Further Reports of Australian War Crimes in Afghanistan
As the nation awaits the findings of an investigation into war crimes in Afghanistan, there’s new evidence that Australian Forces killed up to 10 unarmed Afghan civilians during a 2012 raid in Kandahar Province.
Australian sources and Afghan witnesses have told the ABC, that both civilians and members of the Taliban were shot during the raid, including a group of unarmed villagers near a tractor.
These are not the first allegations of this kind. Earlier this year the ABC released a documentary called ‘The Killing Fields’ which detailed further atrocities, including three alleged incidents that a former SAS signals intelligence officer, who was deployed with the 3 Squadron SAS in 2012, called ‘murder.’
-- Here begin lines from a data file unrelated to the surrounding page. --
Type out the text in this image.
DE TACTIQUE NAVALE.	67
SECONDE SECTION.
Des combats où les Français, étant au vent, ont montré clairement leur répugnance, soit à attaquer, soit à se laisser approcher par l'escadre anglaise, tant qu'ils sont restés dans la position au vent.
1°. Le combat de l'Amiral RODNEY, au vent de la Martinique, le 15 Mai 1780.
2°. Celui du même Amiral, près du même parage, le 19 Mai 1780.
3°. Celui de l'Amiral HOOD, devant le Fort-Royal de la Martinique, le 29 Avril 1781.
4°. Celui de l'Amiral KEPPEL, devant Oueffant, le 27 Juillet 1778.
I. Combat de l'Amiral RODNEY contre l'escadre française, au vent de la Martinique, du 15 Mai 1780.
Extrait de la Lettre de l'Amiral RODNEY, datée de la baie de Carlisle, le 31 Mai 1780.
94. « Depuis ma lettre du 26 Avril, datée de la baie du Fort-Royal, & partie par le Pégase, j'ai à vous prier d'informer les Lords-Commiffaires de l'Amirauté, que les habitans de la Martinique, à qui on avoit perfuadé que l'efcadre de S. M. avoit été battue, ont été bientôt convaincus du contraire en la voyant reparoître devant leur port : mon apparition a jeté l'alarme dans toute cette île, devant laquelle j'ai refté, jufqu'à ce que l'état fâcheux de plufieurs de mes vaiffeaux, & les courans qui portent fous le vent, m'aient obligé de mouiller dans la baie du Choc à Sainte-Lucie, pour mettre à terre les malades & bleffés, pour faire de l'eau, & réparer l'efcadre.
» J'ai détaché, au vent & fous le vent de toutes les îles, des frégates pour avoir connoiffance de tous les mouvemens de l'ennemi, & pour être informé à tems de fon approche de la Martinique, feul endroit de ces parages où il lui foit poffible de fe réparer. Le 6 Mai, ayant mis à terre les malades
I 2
One of the reported incidents involved a soldier on his first deployment to Afghanistan being pressured by higher-ranking officers into executing an elderly, unarmed man as part of an initiation, or “blooding ritual”.
It was reported that on the same mission, an unarmed Afghan civilian with a prosthetic leg was targeted and callously hunted down by members of the SAS team. The man was allegedly then kicked off a cliff while handcuffed, causing severe injuries but not killing him. A senior soldier allegedly then directed others to “get him out of his misery.”
The man was allegedly executed and his plastic leg souvenired and taken back to SAS headquarters in Perth, to be used as a novelty beer drinking vessel.
Braden Chapman, the man behind the story, says he was warned by another longer-serving member of the forces, shortly after joining the squadron in Uruzgan province that at times troops weren’t necessarily operating within the expected guidelines. Chapman further alleges that Australian troops also destroyed people’s homes and infrastructure, blew up private cars and shot animals.
International pressure After the programme aired, international organisation, Human Rights Watch sent a letter to the Australian Defence Minister, Linda Reynolds calling for the Defence Department to reexamine previously dismissed cases of alleged summary executions and other war crimes in Afghanistan in light of new evidence.
And more recently, footage emerged of an SAS soldier hunting down an unarmed Afghan civilian, standing over him while he is defenceless on the ground, asking his fellow officer “You want me to drop this cunt,” then executing him.
Long awaited IDGAF Report
The Inspector-General of the Australian Defence Force (IGADF) has spent the past four years investigating reports of war crimes committed by Australian special forces in Afghanistan.
The investigation involves an assessment of more than 55 separate incidents of alleged breaches of the ‘rules of war’ between 2005 and 2016, and so far, more than 330 people have so far given evidence to the inquiry.
The IGADF report is expected to be delivered within weeks. Human Rights watch has also called on the Defence Minister to release the full IGADF report when it becomes available, in the public interest, and to ensure appropriate accountability.
It also urged the Australian government to cease all legal action against those who reported these incidents, including whistleblowers, lawyers, and journalists acting in the public interest, should be dropped.
Whistleblowers are punished, not protected
There are growing fears here and internationally that the Australian government is failing to address the issue of alleged war crimes committed by Special Forces in Afghanistan in an open and upfront manner, instead preferring to introduce a range of legislation that will punish anyone who dares to speak out as well as those who provide a forum for them to do so.
In the meantime, former Australian Defence Force lawyer David McBride who was one of the original whistleblowers regarding the actions of Australian soldiers in Afghanistan is still fighting a legal battle which could see him imprisoned for 50 years.
He has pleaded not guilty to five charges, which consist of one count of the theft of Commonwealth property, three counts of breaching defence legislation and another count of unauthorised disclosure of information, relating to him handing over classified military documents to ABC journalists in 2016.
These were the basis of the ABC documentary, The Afghan Files, which was the reason that the AFP raided the Sydney offices of the national broadcaster last year.